In the earliest videoconference, people interact with each other through images and sounds only. Later, the H.261 protocol enables participants of the videoconference to transfer a static graphic file of a 4CIF size through a motion video channel so that the participants can share slides with each other. However, the sharing is implemented by contending for the motion video channel. The resolution of the slides is not high, and the transmission of slides tends to cause a pause of motion videos.
Later, the H.239 protocol enables participants to create an H.239 auxiliary stream channel to transmit slides exclusively and use a mainstream channel to transmit motion videos. Therefore, no mutual impact exists between transmission of motion videos and transmission of slides. A typical application scenario is shown in FIG. 1. A conference terminal 12 receives a conference image taken by a camera 11 and a file (such as a PPT or Word file) of a computer 10 simultaneously, and performs video encoding for the conference image and the file (generally based on the H.263 or H.264 protocol). Afterward, through a channel provided by the H.239 protocol, the conference terminal 12 sends the two video streams to a Multipoint Control Unit (MCU) 13 simultaneously, and the MCU 13 forwards the video streams to another terminal 14 in the conference. After receiving the two video streams, the terminal 14 decodes them to obtain two different streams of video images, and displays them on a projector 16 or a TV set 15. In this way, any participant can share files with all other participants, and simple data exchange is realized. However, a noticeable drawback of this mode of sharing slides is: The participants cannot interact with each other. When a speechmaker expounds the slides, other participants watch the slides but cannot make marks on the slides, which reduces the discussion efficiency and deteriorates interactivity.
In view of the drawback, another solution is put forward in the conventional art to enable the interaction between participants of the videoconference by means of making marks on an electronic whiteboard. As shown in FIG. 2, an electronic whiteboard server 20 is deployed on the conference server side, and an electronic whiteboard client is deployed on each videoconference terminal, for example, client 21, client 22, client 23, client 24, and client 25. Such clients are generally Personal Computers (PCs), and some clients may be conference servers or conference clients in the conference subsystem. All clients are connected to the electronic whiteboard server 20 through a network. The electronic whiteboard server 20 starts an electronic whiteboard, which may be a blank background. Alternatively, a picture or a slide may be used as the background. The electronic whiteboard server 20 sends the content on the electronic whiteboard to all clients in the form of pictures. Therefore, each client can see the same content, and the participant can make marks on the electronic whiteboard through the client, for example, draw lines or circles or input texts on the electronic whiteboard. Such operations are transmitted onto the electronic whiteboard server 20. After receiving the operations performed by the client, the electronic whiteboard server 20 updates the content of the electronic whiteboard, and sends the updated content to all clients. In this way, all participants share the whiteboard to have a discussion. However, this mode is restricted in the scope of use. For example, a user is unable to mark a slide directly, namely, the system is unable to share a marked slide.

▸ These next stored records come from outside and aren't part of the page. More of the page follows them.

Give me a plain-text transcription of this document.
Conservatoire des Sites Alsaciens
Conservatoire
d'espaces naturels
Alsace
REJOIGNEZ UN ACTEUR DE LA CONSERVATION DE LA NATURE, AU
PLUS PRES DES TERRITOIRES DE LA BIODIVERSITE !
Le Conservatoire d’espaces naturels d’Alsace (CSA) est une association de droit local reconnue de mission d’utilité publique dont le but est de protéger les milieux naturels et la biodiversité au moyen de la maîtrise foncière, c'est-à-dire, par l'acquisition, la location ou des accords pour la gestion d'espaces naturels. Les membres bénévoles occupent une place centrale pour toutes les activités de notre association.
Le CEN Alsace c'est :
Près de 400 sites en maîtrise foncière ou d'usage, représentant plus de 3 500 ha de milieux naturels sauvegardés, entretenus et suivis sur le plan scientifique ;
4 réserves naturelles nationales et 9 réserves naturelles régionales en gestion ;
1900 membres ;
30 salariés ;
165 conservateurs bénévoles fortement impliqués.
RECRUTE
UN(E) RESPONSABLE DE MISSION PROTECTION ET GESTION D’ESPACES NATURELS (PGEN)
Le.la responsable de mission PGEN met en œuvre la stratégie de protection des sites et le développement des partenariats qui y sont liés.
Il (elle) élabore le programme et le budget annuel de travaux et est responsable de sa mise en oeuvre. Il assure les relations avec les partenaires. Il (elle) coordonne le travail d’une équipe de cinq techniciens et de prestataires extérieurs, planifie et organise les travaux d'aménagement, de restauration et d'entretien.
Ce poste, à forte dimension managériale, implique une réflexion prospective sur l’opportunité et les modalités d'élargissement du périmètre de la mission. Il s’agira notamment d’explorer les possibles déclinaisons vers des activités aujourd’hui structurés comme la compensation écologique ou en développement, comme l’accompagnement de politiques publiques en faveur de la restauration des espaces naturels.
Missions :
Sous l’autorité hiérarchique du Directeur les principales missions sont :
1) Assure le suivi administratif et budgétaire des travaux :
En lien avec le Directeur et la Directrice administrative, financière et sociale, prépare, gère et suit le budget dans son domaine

Besides, the system needs to create another electronic whiteboard system, and at least one computer needs to be configured on each conference site, which increases the system complexity and the construction costs.
In the conventional art, another method, namely, remote collaboration, is similar to the method of marking the electronic whiteboard. As shown in FIG. 3, the system includes a remote collaboration server 30; and a computer is configured for each videoconference site, for example, computer 31, computer 32, computer 33, and computer 34. Such computers are connected with the remote collaboration server 30 through a network. On a conference site which needs to share its desktop with other participants, a remote collaboration server is started, and the computer desktop image (such as a PPT or Word file) of this conference site is shared with all other participants. After being connected to the remote collaboration server 30 through a local computer, the participants of other conference sites can see the computer desktop offered by the remote collaboration server 30 for sharing. At the same time, the operations performed through the local mouse and keyboard are transmitted to the remote collaboration server 30. Therefore, all participants can operate the same application such as a PPT or Word jointly. However, this system also involves an extra remote collaboration system, and at least one computer needs to be configured for each conference site, which increases the system complexity and the construction costs. Moreover, special remote collaboration parameters need to be configured on each computer of each conference site, and a user needs to operate two systems, for example, a shared remote system and a local system. The files such as PPT and Word files for sharing need to be copied into the computer of the conference site beforehand, and the plug-and-play feature available on a notebook computer cannot be realized, which leads to inconvenience of operations.
Therefore, at least the following problems exist in the conventional art:
In a videoconference system, when participants exchange data, the interactive data offered by the videoconference system in the conventional art to the participants is restricted. For example, in a system with electronic whiteboards, slides cannot be marked. Moreover, the videoconference systems such as electronic whiteboards are complicated and costly.